Agnez Mo Didenda Rp1,5 Miliar
Pengadilan Niaga Jakarta Pusat, melalui putusan bernomor 92/PDT.SUS-HKI/CIPTA/2024/PN Niaga JKT.PST yang dipublikasikan pada 30 Januari 2025, memutuskan Agnez Mo, atau Agnes Monica Muljoto, terbukti menggunakan lagu “Bilang Saja” ciptaan Ari Sapta Hernawan (Ari Bias) tanpa izin dalam tiga konser komersial. Majelis hakim menjatuhkan denda sebesar Rp1,5 miliar yang harus dibayar Agnez Mo secara tunai.
Besaran denda tersebut mencerminkan kerugian yang dialami Ari Bias akibat penggunaan lagunya tanpa izin. Putusan ini menjadi preseden penting bagi musisi dan penyelenggara konser untuk lebih memperhatikan aspek legalitas penggunaan karya musik.
Dukungan dari Asosiasi Komposer dan Pencipta Lagu
Asosiasi Komposer Seluruh Indonesia (AKSI), yang diwakili oleh Piyu Padi Reborn dan Badai eks-Kerispatih, memberikan apresiasi atas putusan pengadilan. Mereka menyatakan komitmen untuk terus memperjuangkan hak dan kesejahteraan para pencipta lagu di Indonesia.
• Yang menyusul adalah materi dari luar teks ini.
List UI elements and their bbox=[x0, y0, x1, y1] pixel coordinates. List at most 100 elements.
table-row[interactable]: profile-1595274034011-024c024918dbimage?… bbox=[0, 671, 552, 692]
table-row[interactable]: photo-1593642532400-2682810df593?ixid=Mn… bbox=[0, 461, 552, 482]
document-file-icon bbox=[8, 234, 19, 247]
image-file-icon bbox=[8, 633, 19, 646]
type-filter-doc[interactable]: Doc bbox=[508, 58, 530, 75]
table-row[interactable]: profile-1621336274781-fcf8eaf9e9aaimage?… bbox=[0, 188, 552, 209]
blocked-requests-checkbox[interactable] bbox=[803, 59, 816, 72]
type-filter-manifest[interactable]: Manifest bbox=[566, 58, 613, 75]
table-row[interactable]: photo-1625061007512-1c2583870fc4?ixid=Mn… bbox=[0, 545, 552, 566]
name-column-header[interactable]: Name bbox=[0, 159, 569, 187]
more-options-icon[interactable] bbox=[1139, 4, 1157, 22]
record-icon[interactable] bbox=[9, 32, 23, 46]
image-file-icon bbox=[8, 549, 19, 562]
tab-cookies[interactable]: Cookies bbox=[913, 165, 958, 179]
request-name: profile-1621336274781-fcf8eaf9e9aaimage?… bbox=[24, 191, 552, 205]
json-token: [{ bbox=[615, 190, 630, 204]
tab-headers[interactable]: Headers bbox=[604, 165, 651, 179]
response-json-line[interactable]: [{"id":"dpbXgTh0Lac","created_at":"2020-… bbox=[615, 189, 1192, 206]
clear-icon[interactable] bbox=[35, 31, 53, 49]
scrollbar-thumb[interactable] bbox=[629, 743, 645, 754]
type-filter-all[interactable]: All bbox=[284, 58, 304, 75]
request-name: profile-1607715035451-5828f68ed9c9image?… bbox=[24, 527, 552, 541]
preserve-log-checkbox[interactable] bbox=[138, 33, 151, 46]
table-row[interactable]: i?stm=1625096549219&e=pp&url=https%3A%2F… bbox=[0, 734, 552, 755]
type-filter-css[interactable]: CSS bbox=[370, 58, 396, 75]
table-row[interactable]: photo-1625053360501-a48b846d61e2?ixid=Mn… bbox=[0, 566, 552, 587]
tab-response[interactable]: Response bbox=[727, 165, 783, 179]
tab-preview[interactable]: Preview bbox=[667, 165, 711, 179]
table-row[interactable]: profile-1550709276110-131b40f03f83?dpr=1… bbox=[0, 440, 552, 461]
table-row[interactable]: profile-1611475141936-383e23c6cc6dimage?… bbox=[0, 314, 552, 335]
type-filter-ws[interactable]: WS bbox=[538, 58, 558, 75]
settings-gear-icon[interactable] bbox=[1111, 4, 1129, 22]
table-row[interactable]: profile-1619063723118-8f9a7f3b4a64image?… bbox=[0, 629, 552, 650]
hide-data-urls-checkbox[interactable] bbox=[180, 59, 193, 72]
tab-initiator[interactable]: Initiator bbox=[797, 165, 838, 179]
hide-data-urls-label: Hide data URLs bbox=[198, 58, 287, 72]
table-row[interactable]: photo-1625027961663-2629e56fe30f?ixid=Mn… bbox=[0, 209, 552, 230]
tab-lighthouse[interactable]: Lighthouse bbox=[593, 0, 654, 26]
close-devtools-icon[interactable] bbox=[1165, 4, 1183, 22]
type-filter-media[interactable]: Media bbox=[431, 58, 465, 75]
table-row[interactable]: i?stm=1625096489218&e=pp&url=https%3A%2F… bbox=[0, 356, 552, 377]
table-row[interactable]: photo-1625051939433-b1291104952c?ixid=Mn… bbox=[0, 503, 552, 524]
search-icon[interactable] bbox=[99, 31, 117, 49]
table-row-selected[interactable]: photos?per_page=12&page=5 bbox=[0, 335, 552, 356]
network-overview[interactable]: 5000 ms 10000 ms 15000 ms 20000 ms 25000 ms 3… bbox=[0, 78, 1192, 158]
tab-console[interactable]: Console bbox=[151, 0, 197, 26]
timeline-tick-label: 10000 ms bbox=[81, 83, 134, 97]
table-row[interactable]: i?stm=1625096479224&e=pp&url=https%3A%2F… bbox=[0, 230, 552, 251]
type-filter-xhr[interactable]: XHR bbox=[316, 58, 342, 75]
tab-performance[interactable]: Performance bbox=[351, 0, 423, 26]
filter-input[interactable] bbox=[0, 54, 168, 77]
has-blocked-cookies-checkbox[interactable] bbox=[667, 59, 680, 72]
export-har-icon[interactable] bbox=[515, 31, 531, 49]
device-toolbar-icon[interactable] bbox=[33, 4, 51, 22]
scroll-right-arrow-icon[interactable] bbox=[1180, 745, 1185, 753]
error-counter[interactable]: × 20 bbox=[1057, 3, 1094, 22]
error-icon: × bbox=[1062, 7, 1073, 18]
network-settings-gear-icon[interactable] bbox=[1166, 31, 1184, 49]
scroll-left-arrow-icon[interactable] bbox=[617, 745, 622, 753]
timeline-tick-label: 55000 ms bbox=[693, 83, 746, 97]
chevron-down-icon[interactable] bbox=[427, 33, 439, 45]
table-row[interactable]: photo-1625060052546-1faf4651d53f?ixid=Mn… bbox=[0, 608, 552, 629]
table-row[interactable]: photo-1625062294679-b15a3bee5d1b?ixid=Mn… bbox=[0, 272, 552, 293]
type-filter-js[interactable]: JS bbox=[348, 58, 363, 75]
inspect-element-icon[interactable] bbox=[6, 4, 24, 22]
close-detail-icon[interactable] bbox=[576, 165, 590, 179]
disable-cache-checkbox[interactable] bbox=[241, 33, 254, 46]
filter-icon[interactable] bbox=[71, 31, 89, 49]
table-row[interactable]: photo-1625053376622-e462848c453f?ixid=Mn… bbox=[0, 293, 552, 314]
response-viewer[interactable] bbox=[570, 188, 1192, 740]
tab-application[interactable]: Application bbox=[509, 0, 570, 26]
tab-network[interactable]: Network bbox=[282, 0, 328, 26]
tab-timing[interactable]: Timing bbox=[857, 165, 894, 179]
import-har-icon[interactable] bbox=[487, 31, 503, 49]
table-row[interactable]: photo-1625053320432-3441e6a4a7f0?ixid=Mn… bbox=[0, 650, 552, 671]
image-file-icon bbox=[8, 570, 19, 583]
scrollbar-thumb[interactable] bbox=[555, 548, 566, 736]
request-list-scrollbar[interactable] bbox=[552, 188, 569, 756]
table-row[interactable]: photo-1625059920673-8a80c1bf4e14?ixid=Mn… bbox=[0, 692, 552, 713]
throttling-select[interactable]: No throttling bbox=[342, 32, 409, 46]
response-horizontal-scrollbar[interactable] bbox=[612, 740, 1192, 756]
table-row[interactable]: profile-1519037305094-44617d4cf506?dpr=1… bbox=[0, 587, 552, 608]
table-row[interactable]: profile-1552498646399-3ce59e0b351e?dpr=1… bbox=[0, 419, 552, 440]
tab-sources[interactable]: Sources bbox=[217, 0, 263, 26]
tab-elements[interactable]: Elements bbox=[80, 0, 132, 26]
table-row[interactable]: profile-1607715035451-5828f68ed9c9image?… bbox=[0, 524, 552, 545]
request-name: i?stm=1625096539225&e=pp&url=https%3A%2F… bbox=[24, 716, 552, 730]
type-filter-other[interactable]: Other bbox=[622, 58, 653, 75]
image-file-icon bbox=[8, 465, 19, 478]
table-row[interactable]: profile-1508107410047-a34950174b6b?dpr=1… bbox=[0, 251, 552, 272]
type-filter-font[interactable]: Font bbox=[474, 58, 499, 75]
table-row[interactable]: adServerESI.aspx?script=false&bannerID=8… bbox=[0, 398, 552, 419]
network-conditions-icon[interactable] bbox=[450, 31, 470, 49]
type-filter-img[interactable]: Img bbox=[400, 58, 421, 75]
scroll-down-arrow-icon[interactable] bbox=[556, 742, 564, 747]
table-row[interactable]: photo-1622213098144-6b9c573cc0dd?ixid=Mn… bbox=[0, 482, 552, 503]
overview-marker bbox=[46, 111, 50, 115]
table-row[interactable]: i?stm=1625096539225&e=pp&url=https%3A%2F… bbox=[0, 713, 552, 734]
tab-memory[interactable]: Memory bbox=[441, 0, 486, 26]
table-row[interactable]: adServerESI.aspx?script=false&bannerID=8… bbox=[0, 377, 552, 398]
AKSI berharap putusan ini dapat menjadi pembelajaran bagi seluruh pihak terkait. Perlindungan hak cipta merupakan hal yang krusial bagi keberlangsungan industri musik Indonesia.
Rincian Konser dan Kerugian Ari Bias
Putusan pengadilan merinci tiga konser Agnez Mo yang menggunakan lagu “Bilang Saja” tanpa izin:
- Konser tanggal 25 Mei 2023 di W Superclub Surabaya: Kerugian ditaksir Rp500.000.000,-
- Konser tanggal 26 Mei 2023 di The H Club Jakarta: Kerugian ditaksir Rp500.000.000,-
- Konser tanggal 27 Mei 2023 di W Superclub Bandung: Kerugian ditaksir Rp500.000.000,-
Selain denda Rp1,5 miliar, Agnez Mo juga diwajibkan membayar biaya perkara sebesar Rp1.580.000,-. Kuasa hukum Ari Bias, Minola Sebayang, menekankan pentingnya izin dari pencipta lagu sebelum penggunaan dalam pertunjukan komersial untuk melindungi Hak Cipta.
Penggunaan lagu tanpa izin merupakan pelanggaran serius yang berdampak negatif bagi pencipta lagu dan industri musik secara keseluruhan. Kasus ini menggarisbawahi pentingnya edukasi dan penegakan hukum dalam melindungi hak kekayaan intelektual. Pihak ANTARA saat ini tengah berupaya menghubungi Agnez Mo untuk mendapatkan tanggapan atas putusan pengadilan. Semoga kasus ini dapat mendorong kesadaran lebih luas tentang pentingnya menghargai karya cipta dan mematuhi hukum hak cipta. Perkembangan selanjutnya akan terus dipantau dan dilaporkan.